Marrying the two principles is a diffi cult though not impossible task. Green sizes can be enlarged to accept current volumes of play – but still be small(ish); bunkers shapes and designs can maintain their uniqueness – but be better placed; and grassy hollows, swales and mounds re incorporated – yet retain their historic style. Despite the awkwardness of some of these features to maintain it is surprising how rarely maintenance, or rather the improvement or ease of maintenance is given as a cause for renovation.
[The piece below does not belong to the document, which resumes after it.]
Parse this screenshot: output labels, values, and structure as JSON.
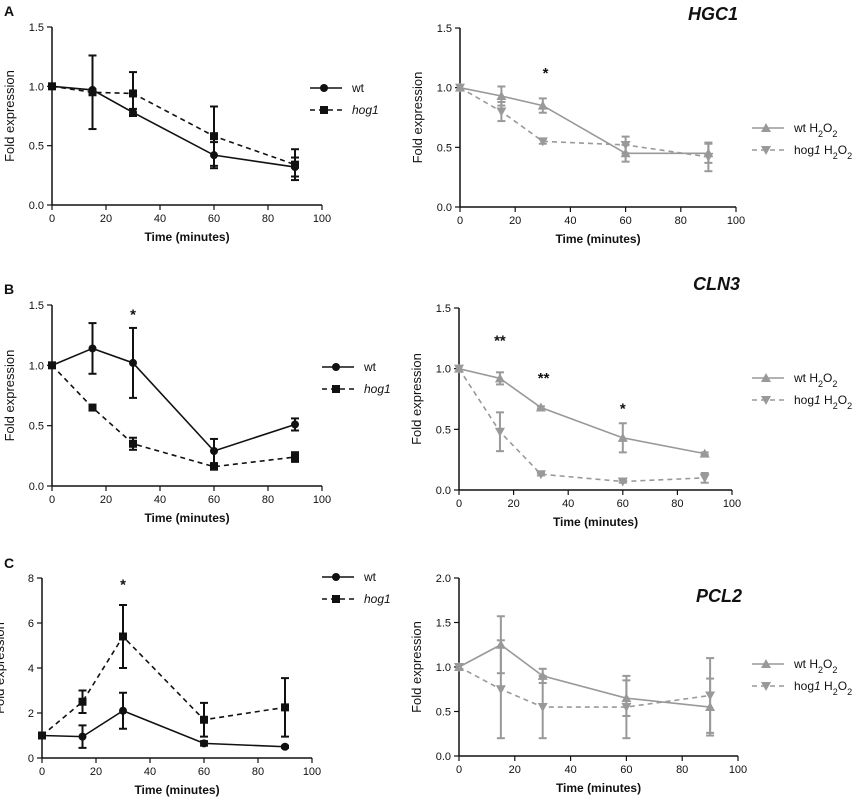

The odd mound or deep sided ditch might be removed but on the whole the Club will have lived with these features and tend to accept and even enjoy these strange oddities.
In Britain the development of new golf courses in the late 80’s and 90’s has not only helped to satisfy the demand in popularity of the game but it has also made existing golf clubs reassess their own courses. Enlightened members, realising that they have been the beneficiaries of the previous generation’s foresight are often conscious of the need to pass on to the next generation of golfers a product that will last for the next 100 years. They know that unless they adapt and improve their own course, in time it too will fall by the way side and as a result many are taking the positive step to renovating their course.
Many of these courses represent a wonderful and valuable golfing heritage that have taken years to reach the degree of maturity so envied by newer courses. This heritage needs to be carefully adapted to the modern demands of the game, improved but not obviously modernised, renovated but rarely restored.